Lazy MCP: Dispatch and Discovery

Andy Smith · May 25, 2026


MCP is now used everywhere, and some products exist only as MCP servers. Some of these MCPs contain dozens or even hundreds of tools, and that creates a real problem when working with them.

The problem

The manifest of such an MCP is shipped in every LLM call, which means token usage grows proportionally with the size of the tool catalogue. The cost of running an agent system that depends on these MCPs grows accordingly. Prompt caching lets you reduce that cost (see IBM's overview and Anthropic's documentation), but it doesn't solve the problem of context window pollution.

There's also a defocus effect: a weaker LLM can struggle to choose the right tool from a long list, and that affects the quality of the result. The Berkeley Function Calling Leaderboard (BFCL) measures function-calling quality directly and shows that smaller models visibly degrade. ToolLLM frames the same regime as a learning problem: how to teach an LLM to work with 16K+ APIs.

The root issue is that the full information about every tool is sent on every request — while in practice only one or two tools from the entire list will actually be used.

An optimization

This can be optimized. Suppose we have an MCP for working with notes, and we want to implement two basic tools: create(text) and find(keywords). Instead of implementing them as separate MCP tools, we can expose a single one: notes_mcp_call(method, params). Then we'd invoke them as call('create', ['Hello, World']) and call('find', ['notes about emacs']).

Effectively, this is untyped RPC dispatch on top of MCP, whereas the conventional approach is to expose each method as its own typed tool. Naturally, this isn't a silver bullet — choosing one approach over the other is a real architectural decision for the MCP developer. The proposed approach pays off most when the number of tools is genuinely large. And for dynamic MCPs, where the set of methods isn't known ahead of time, it's arguably the only viable option.

The discovery problem

With this approach, a discovery problem appears immediately. The LLM has to learn somehow what methods this MCP exposes — but at the same time it shouldn't receive the full list of tools all at once.
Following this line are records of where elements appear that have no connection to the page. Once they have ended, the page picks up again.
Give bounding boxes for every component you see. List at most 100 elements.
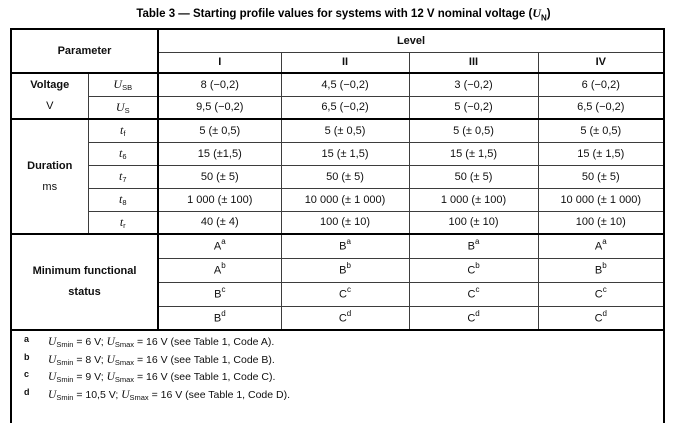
table-row: t6 15 (±1,5) 15 (± 1,5) 15 (± 1,5) 15 (±…	[11, 141, 665, 166]
table-row: t7 50 (± 5) 50 (± 5) 50 (± 5) 50 (± 5)	[11, 164, 665, 189]
value-cell: 15 (± 1,5)	[408, 141, 539, 166]
value-cell: 6,5 (−0,2)	[280, 95, 410, 120]
table-title-text: Table 3 — Starting profile values for sy…	[136, 8, 533, 20]
footnote-marker: d	[24, 386, 30, 397]
value-cell: 4,5 (−0,2)	[280, 72, 410, 97]
footnote-ref: d	[346, 308, 352, 318]
status-cell: Bb	[280, 257, 410, 283]
voltage-unit: V	[46, 100, 54, 112]
param-symbol-us: US	[87, 95, 159, 120]
value-cell: 8 (−0,2)	[157, 72, 282, 97]
param-symbol-tr: tr	[87, 210, 159, 235]
footnote-text: USmin = 10,5 V; USmax = 16 V (see Table …	[48, 388, 291, 402]
footnote-marker: b	[24, 351, 30, 362]
footnote-ref: c	[346, 285, 351, 295]
footnote-ref: b	[221, 261, 226, 271]
status-cell: Cd	[537, 305, 665, 331]
value-cell: 10 000 (± 1 000)	[537, 187, 665, 212]
header-level-4: IV	[537, 51, 665, 74]
footnote-ref: a	[602, 237, 607, 247]
value-cell: 5 (−0,2)	[408, 95, 539, 120]
value-cell: 3 (−0,2)	[408, 72, 539, 97]
value-cell: 50 (± 5)	[280, 164, 410, 189]
footnote-ref: d	[475, 308, 480, 318]
footnotes-section: a USmin = 6 V; USmax = 16 V (see Table 1…	[10, 329, 665, 423]
value-cell: 5 (± 0,5)	[537, 118, 665, 143]
value-cell: 100 (± 10)	[537, 210, 665, 235]
value-cell: 15 (±1,5)	[157, 141, 282, 166]
footnote-marker: c	[24, 369, 30, 379]
table-row: tr 40 (± 4) 100 (± 10) 100 (± 10) 100 (±…	[11, 210, 665, 235]
value-cell: 5 (± 0,5)	[408, 118, 539, 143]
param-symbol-tf: tf	[87, 118, 159, 143]
table-title-suffix: )	[546, 8, 551, 20]
section-status-label: Minimum functional status	[10, 233, 159, 331]
status-cell: Ba	[280, 233, 410, 259]
table-row: Bc Cc Cc Cc	[11, 281, 665, 307]
footnote-ref: b	[475, 261, 480, 271]
section-duration-label: Duration ms	[10, 118, 89, 235]
table-row: Bd Cd Cd Cd	[11, 305, 665, 331]
footnote-ref: d	[221, 308, 226, 318]
status-cell: Cb	[408, 257, 539, 283]
value-cell: 9,5 (−0,2)	[157, 95, 282, 120]
table-row: Minimum functional status Aa Ba Ba Aa	[10, 233, 665, 331]
value-cell: 1 000 (± 100)	[408, 187, 539, 212]
value-cell: 15 (± 1,5)	[280, 141, 410, 166]
table-row: Duration ms tf 5 (± 0,5) 5 (± 0,5) 5 (± …	[10, 118, 665, 235]
value-cell: 50 (± 5)	[408, 164, 539, 189]
status-cell: Bb	[537, 257, 665, 283]
param-symbol-t8: t8	[87, 187, 159, 212]
value-cell: 5 (± 0,5)	[280, 118, 410, 143]
header-level-3: III	[408, 51, 539, 74]
footnote-ref: a	[221, 237, 226, 247]
footnote-text: USmin = 9 V; USmax = 16 V (see Table 1, …	[48, 371, 276, 384]
status-cell: Aa	[537, 233, 665, 259]
header-level-1: I	[157, 51, 282, 74]
footnote-ref: c	[475, 285, 480, 295]
footnote-line-b: b USmin = 8 V; USmax = 16 V (see Table 1…	[12, 351, 657, 367]
footnote-ref: b	[346, 261, 351, 271]
status-cell: Bd	[157, 305, 282, 331]
status-cell: Aa	[157, 233, 282, 259]
voltage-name: Voltage	[30, 79, 70, 91]
table-row: US 9,5 (−0,2) 6,5 (−0,2) 5 (−0,2) 6,5 (−…	[11, 95, 665, 120]
value-cell: 50 (± 5)	[157, 164, 282, 189]
table-row: Voltage V USB 8 (−0,2) 4,5 (−0,2) 3 (−0,…	[10, 72, 665, 120]
value-cell: 100 (± 10)	[280, 210, 410, 235]
footnote-ref: c	[221, 285, 226, 295]
footnote-line-d: d USmin = 10,5 V; USmax = 16 V (see Tabl…	[12, 386, 657, 402]
duration-unit: ms	[42, 180, 58, 193]
section-voltage-label: Voltage V	[10, 72, 89, 120]
footnote-ref: a	[346, 237, 351, 247]
status-cell: Bc	[157, 281, 282, 307]
value-cell: 15 (± 1,5)	[537, 141, 665, 166]
status-cell: Ab	[157, 257, 282, 283]
param-symbol-usb: USB	[87, 72, 159, 97]
footnote-ref: c	[602, 285, 607, 295]
param-symbol-t6: t6	[87, 141, 159, 166]
status-cell: Ba	[408, 233, 539, 259]
table-title: Table 3 — Starting profile values for sy…	[0, 6, 687, 22]
value-cell: 50 (± 5)	[537, 164, 665, 189]
value-cell: 40 (± 4)	[157, 210, 282, 235]
header-parameter: Parameter	[10, 28, 159, 74]
duration-name: Duration	[27, 159, 73, 172]
footnote-ref: d	[602, 308, 607, 318]
footnote-text: USmin = 8 V; USmax = 16 V (see Table 1, …	[48, 353, 275, 367]
footnote-ref: a	[474, 237, 480, 247]
voltage-symbol: U	[532, 6, 542, 20]
status-cell: Cd	[280, 305, 410, 331]
status-label-line2: status	[68, 286, 101, 298]
status-label-line1: Minimum functional	[32, 265, 137, 277]
footnote-line-a: a USmin = 6 V; USmax = 16 V (see Table 1…	[12, 334, 657, 349]
value-cell: 10 000 (± 1 000)	[280, 187, 410, 212]
header-level: Level	[157, 28, 665, 53]
status-cell: Cc	[408, 281, 539, 307]
voltage-symbol-subscript: N	[541, 13, 547, 23]
footnote-text: USmin = 6 V; USmax = 16 V (see Table 1, …	[48, 336, 275, 349]
header-level-2: II	[280, 51, 410, 74]
footnote-line-c: c USmin = 9 V; USmax = 16 V (see Table 1…	[12, 369, 657, 384]
status-cell: Cc	[537, 281, 665, 307]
So we also need a service method, help. It can be implemented as call('help', ['create']), or as a separate MCP tool.

Regardless of how help is implemented, it can operate in several modes.

The first mode is keyword search (or semantic search). The LLM asks the MCP something like "how do I create a new note?" and gets back a list of tools with their descriptions, parameter lists, and result descriptions. This is very easy to implement, but it requires maintaining semantic search infrastructure, including embedding the incoming queries. There's a bigger issue, though: building a complete map of available methods is hard for the LLM, because it doesn't know all of the MCP's capabilities — and so the discovery goal isn't actually reached. The model has to already know what it needs from the MCP.

The second mode is FSM-style discovery: help ships wiki-like documentation with cross-links. help without parameters returns a general overview and links to other pages. The LLM reads the wiki sequentially and assembles information about all the pages. This mode can be combined with search; it enables real discovery, but it requires extra effort from the MCP developer to maintain that documentation. As a side note: nothing stops you from implementing just a single FSM state with the full list of tools — in that case the mechanism behaves very close to the default MCP behaviour.

The final design

So the MCP manifest ends up containing two tools: help and call. The description of call should include the call format, instructions on how to use help for discovery, and optionally a description of the most frequently used methods — so the LLM doesn't have to go through help for every little thing.

What already exists

Before building this ourselves, let's look at what already exists in the industry.

Anthropic implements dynamic tool loading in its own products through tool_search, but this doesn't work in other vendors, so it can't be used as a universal pattern.

There's a draft standard proposal, SEP-1821, which extends the MCP standard with keyword search. This is partly what I need, but it doesn't enable flexible FSM-style documentation.

Speakeasy implements a very similar pattern in their tool Gram (see their blog post and the documentation).